Gen-X and Gen-Y and the generation older than boomers agreed on the importance of passing the wealth along generations. Seventy-six percent of the youngest group and 73% of the oldest thought leaving an inheritance was important whereas only about half, or 55%, of baby boomers shared that belief. One in three, or 31%, of those who said that leaving wealth for their children was not important said that they would rather leave money to charity.

"Our survey points to a shift in generational behavior and outlook, most likely shaped by personal experience and societal responses to economic realities," Banks said. "The next generation has not experienced the consistently strong economic growth or investment returns that baby boomers experienced during the longest bull market in history."

Parents’ trust in their children may also have affected their attitudes toward inheritance. Six in 10, or 61%, of wealthy parents are apt to believe that their children are not prepared to handle financial responsibility. That number dropped even lower for baby boomers, only 32% of whom are confident in their children’s ability to carry on the family’s financial legacy.

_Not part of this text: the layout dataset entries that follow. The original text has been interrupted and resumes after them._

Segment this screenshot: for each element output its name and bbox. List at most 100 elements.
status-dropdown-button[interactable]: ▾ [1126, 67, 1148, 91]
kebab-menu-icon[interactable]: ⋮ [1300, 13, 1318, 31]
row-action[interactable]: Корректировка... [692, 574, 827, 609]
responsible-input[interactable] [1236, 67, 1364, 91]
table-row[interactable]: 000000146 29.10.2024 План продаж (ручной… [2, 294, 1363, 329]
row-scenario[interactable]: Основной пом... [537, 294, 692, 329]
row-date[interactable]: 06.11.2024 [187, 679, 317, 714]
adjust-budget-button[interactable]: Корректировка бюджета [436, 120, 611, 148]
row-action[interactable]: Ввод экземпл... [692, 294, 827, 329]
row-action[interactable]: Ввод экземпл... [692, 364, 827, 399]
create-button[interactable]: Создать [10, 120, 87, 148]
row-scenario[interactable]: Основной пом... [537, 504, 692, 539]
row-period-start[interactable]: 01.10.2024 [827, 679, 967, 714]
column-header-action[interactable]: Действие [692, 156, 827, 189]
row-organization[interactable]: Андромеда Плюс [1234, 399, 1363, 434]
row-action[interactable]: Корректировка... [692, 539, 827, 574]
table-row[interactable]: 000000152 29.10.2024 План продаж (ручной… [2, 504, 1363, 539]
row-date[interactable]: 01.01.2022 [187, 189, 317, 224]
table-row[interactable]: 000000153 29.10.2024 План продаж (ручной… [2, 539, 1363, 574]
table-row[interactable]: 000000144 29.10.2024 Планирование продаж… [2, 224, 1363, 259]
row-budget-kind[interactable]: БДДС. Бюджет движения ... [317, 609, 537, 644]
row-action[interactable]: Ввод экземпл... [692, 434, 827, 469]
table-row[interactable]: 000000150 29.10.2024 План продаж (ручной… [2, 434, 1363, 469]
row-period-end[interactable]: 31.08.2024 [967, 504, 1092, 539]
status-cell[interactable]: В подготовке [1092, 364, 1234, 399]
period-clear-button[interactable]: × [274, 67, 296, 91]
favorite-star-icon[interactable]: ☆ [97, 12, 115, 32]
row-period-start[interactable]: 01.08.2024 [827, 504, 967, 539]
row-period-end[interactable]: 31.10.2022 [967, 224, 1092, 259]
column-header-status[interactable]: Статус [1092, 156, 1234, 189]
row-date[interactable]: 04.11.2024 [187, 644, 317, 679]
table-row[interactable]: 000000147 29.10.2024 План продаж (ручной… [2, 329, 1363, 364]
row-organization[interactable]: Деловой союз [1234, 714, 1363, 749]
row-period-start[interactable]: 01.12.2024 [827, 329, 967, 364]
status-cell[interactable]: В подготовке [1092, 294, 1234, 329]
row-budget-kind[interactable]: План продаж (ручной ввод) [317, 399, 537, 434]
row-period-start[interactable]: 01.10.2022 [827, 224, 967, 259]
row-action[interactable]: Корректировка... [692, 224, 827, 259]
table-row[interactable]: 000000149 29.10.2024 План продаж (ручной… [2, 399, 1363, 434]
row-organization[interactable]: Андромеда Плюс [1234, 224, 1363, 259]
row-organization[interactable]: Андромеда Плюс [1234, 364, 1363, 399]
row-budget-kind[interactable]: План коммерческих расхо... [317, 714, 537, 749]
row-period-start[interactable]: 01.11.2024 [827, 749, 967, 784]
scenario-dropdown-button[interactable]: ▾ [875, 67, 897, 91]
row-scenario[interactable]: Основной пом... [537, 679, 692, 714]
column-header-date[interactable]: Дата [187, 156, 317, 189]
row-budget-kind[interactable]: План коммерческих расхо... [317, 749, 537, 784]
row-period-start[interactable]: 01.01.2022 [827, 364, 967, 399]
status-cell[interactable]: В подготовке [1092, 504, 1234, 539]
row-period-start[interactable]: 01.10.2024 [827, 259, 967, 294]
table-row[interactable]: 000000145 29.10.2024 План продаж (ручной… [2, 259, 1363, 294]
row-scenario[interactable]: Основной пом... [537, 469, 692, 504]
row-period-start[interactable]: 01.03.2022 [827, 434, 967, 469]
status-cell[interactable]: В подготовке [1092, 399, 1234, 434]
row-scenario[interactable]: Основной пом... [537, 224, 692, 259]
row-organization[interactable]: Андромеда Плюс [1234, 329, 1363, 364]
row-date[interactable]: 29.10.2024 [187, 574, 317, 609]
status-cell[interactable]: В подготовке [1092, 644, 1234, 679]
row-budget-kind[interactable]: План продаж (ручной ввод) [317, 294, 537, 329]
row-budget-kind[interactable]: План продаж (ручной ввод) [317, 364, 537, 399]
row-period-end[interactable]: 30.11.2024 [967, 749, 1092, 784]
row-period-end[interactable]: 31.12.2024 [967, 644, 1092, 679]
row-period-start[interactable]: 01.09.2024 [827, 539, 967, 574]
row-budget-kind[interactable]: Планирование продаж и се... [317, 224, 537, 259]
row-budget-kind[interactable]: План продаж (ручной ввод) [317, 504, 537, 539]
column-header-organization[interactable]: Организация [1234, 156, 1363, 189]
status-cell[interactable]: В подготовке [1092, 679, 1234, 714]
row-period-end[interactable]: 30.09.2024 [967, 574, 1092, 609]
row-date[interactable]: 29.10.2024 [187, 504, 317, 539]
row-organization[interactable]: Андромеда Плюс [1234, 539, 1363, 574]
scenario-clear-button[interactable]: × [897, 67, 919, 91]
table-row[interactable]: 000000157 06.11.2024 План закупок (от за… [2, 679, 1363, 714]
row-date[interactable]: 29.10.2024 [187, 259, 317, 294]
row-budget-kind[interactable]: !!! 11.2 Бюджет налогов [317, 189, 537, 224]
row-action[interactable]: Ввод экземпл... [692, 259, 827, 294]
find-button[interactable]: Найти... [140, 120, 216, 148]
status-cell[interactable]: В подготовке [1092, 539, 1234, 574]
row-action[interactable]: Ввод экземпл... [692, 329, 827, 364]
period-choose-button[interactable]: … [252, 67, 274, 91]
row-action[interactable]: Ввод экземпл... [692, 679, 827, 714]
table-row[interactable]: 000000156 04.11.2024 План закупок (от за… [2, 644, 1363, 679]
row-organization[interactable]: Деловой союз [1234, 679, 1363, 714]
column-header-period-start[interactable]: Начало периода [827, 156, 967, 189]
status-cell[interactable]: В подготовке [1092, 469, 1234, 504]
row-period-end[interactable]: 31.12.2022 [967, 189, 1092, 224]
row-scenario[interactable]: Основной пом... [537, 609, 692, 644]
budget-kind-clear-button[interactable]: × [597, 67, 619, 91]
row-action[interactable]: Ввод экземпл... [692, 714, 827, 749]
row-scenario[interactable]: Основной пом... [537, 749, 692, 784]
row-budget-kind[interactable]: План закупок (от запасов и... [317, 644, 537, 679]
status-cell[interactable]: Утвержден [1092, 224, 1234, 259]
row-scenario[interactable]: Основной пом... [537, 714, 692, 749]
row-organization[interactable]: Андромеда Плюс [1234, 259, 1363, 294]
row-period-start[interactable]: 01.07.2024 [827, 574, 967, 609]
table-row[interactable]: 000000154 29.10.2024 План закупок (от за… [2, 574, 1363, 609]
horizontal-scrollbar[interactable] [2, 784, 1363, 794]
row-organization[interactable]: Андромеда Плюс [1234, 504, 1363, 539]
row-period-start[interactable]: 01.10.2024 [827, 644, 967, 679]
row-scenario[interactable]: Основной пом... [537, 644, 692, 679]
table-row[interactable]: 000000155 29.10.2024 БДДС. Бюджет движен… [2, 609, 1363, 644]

In terms of talking to their children, only 37% of wealthy parents had spoken to them about their family’s finances. Those older than 67 who had not discussed the family’s wealth explained that it was because they were taught not to discuss wealth with anyone. Younger generations, including baby boomers, said that they had not yet had the chance or they did not want to influence their children’s work ethic, according to the survey.

On the whole, the majority of survey participants had some kind of estate planning in place. Wills, living wills and power of attorney were popular. However, many wealthy individuals, especially Gen-X and Gen-Y, did not have a trust. Only 51% of survey respondents had a revocable trust and 22% had an irrevocable trust.

Trusts fared somewhat poorly because of misunderstanding or lack of professional guidance. According to the survey, 43% believed that outlining their wants in a will replaced the need for a trust. Others (31%) were procrastinating, while 17% believed they did not have enough money for one.

Moreover, despite potential tax law changes in 2013 that could raise estate taxes, only a third, or 33%, of participants mentioned that they intended to reduce the size of their taxable estate this year by giving a financial gift to a loved one or a charity.

According to the survey, the youngest generation favored growth over preservation when selecting investments, while older generations opted for low-risk strategies. When it came time to take stock of those investments (no pun intended), over half, or 54% preferred customized benchmarks to broad market benchmarks. Among the youngest generation, 77% wanted value customized measurements versus 52% of boomers.

As for privacy and security, many Gen-X and Gen-Y participants reported that, not surprisingly, they were more familiar with the risks of new technology and had taken more steps to protect themselves. Thirty-seven percent of that age group was concerned with privacy compared to 20% of baby boomers and 10% of those 67 and older. Although one in three high net worth households think social media and personal information have increased the privacy risks, only 13% have taken action by seeking educational information.

Results are based on responses from 642 individuals and families with at least $3 million in investable assets, not including the value of their investable assets.

Operating out of 140 offices in 32 states, U.S. Trust is a part of Bank of America’s Global Wealth and Investment Management Unit and oversees $333.8 billion in client assets.